Mary anonymously sends the Avon and Somerset Constabulary a caseful of documents she happened to have smuggled out of Hackwill Properties.

Helen Hackwill leaves her husband, taking little Samantha and baby Colin with her. Hackwill is forced to resign from the council. The charges pile up. Not murder, but everything else.

Hackwill goes to prison. Not the maximum security hellhole he’d rate as a murderer, but still a prison. His political and business allies desert him as quickly as his wife did. After all, it’s not as if anyone
liked
him.

You and Mary marry. You have two children, Jack and Juno.

Things get better.

And so on.

271

Y
ou’re the best climber, so it’s down to you. Hackwill scrabbles away, panicking. If you don’t reach him, he’ll probably lose his grip and fall into the river. The water will pound him into the centre of the earth.

Your towel-muffled feet feel strange on the rock outcrops. You monkey your way down. James is about twenty feet above and to the left of you, following at his own pace. You can’t see Mary.

It’s not like her to stand and watch.

‘Stay back,’ Hackwill shouts.

‘Bastard,’ you reply.

Hackwill loses his hold and slides a couple of feet, anorak scraping rock. He jams against an outcrop. You reach him. He thumps your leg feebly. You kick him in the face and hurt your swaddled toes. He clings to the ground. The incline is just getting steep. He’s trapped.

If you kick Hackwill again, go to 275. If you help him up, go to 285.

272

J
ames makes it. He gets down to Hackwill, at the end of the rope you feed him.

What will happen if he gets back, with Hackwill alive?

He signals that Hackwill is alive but hurt – thumb up, but shaking – and starts winding the rope around him. You feel the added weight. You brace yourself.

James starts climbing, hauling Hackwill up. Then James loses his footing. The rope saws your hands.

If you grip the rope, go to 289. If you let go, go to 299.

273

Y
ou run towards the cottage. Mary is still screaming.

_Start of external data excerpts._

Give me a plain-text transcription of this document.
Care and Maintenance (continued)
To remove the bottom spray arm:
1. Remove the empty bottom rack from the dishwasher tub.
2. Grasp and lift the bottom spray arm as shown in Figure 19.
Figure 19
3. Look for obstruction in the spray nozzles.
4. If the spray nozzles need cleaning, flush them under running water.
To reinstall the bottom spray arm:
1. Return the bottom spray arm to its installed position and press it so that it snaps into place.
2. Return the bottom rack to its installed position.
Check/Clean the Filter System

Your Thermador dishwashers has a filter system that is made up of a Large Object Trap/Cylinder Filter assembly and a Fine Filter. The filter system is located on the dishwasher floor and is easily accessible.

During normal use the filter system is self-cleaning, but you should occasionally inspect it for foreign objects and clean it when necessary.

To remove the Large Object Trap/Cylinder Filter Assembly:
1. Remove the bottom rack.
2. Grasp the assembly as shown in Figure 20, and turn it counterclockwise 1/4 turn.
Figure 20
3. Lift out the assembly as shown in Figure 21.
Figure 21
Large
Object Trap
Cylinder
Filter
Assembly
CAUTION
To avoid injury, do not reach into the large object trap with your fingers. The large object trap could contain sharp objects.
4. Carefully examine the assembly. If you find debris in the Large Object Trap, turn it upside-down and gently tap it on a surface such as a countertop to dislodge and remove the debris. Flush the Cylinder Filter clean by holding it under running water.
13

You’ll kill anyone who is hurting her. She’s the woman you love. All these fucking-around years, the Chris era and the Marie-Laure period, were preparation. This is the real one.

* * *

You shoulder right through the door.

Hackwill holds Sean down on the sofa. Jessup stands over them with a knife in his hands, not knowing what to do with it.

Sean is white with fright.

‘Do it, Reg, or you’re out of the gang,’ Hackwill shouts.

Jessup shuts his eyes and stabs. He barely grazes Sean’s chest but the bank manager yells. You haven’t time to get involved. Coldly, you care a lot less about Sean than about Mary.

More screams come from above.

You run upstairs. In the bedroom, Mary is being raped.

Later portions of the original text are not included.